O revestimento dos eléctrodos

O revestimento decide mais sobre o cordão do que a máquina. Quatro tipos, quatro processos diferentes no mesmo alicate.

Polaridade directa e inversa lado a lado: os sinais no eléctrodo e na peça, a repartição do calor e a penetração que daí resulta
A mesma corrente e outro cordão: a polaridade decide quem recebe dois terços do calor — a peça ou o eléctrodo.

O que o revestimento faz

Quatro coisas ao mesmo tempo. Decompõe-se em gás e afasta o ar do banho. Forma a escória, que cobre o metal a solidificar e o deixa arrefecer mais devagar. Estabiliza o arco electricamente — é por isso que uns tipos trabalham em corrente alterna e outros não. E liberta elementos de liga que a alma nem sequer tem.

Rutilo (R, RC, RR)

Dióxido de titânio como base. Escorva e reacende com facilidade, arco calmo, gotas finas, escória que salta bem e cordão liso. O hidrogénio anda pelos 15 a 30 ml/100 g e a resiliência é média. Para tudo o que não tem exigências especiais, é a escolha certa.

Básico (B)

Carbonato de cálcio e fluorite. Hidrogénio abaixo de 5 ml/100 g depois de estufado, resiliência até −40 °C e abaixo, boa dessulfuração do metal depositado.
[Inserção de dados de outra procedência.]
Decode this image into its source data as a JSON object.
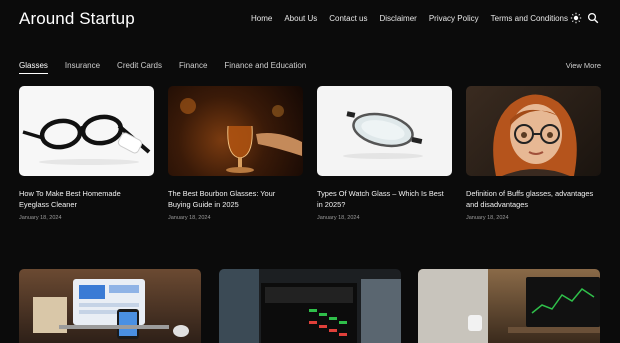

Em troca, um arco curto e impaciente, uma escória mais agarrada e a sensibilidade à humidade que obriga à estufa. É o eléctrodo para juntas que suportam carga, grandes espessuras e frio.

Decomposição de uma designação de eléctrodo segundo a EN ISO 2560-A nos seus campos: tipo, resistência, resiliência, revestimento, rendimento e posições, hidrogénio
Seis campos, dos quais dois decidem quase tudo na prática: a letra do revestimento e o sufixo H. O resto costuma ser igual em toda a prateleira.

Celulósico (C)

Componentes orgânicos que no arco se decompõem em hidrogénio e monóxido de carbono. O arco fica agressivo e escavador, o que é exactamente o que a raiz descendente em tubagens precisa. Não estufar: aqui a humidade faz parte do funcionamento.

Ácido (A) e misturas

Base de óxido de ferro, alta taxa de deposição, banho fluido — hoje raro e encontrado sobretudo como mistura RB, que junta a facilidade de escorvamento dos rutilos a parte das propriedades dos básicos. O que cada marca faz está no catálogo de eléctrodos.

Perguntas frequentes

Por onde começa um principiante?

Pelo rutilo. Escorva à primeira, perdoa um arco comprido, trabalha em alterna e em contínua e a escória salta quase sozinha. Começar pelo básico ensina maus hábitos, porque a luta para manter o arco aceso tapa tudo o resto que está a correr mal.

Porque é que o básico é melhor, se é mais difícil?

Pelo hidrogénio e pela tenacidade. Um revestimento básico traz menos de 5 ml/100 g em vez de 15 a 30, e o seu metal depositado mantém a resiliência até −40 °C. As duas coisas contam precisamente onde a junta importa.

Para que servem os celulósicos?

Para o passe de raiz descendente em tubagens. O revestimento cria um arco agressivo e penetrante que atravessa a folga com segurança. Em troca, salpicam muito e trazem muito hidrogénio — nada indicado para peças espessas que suportam carga.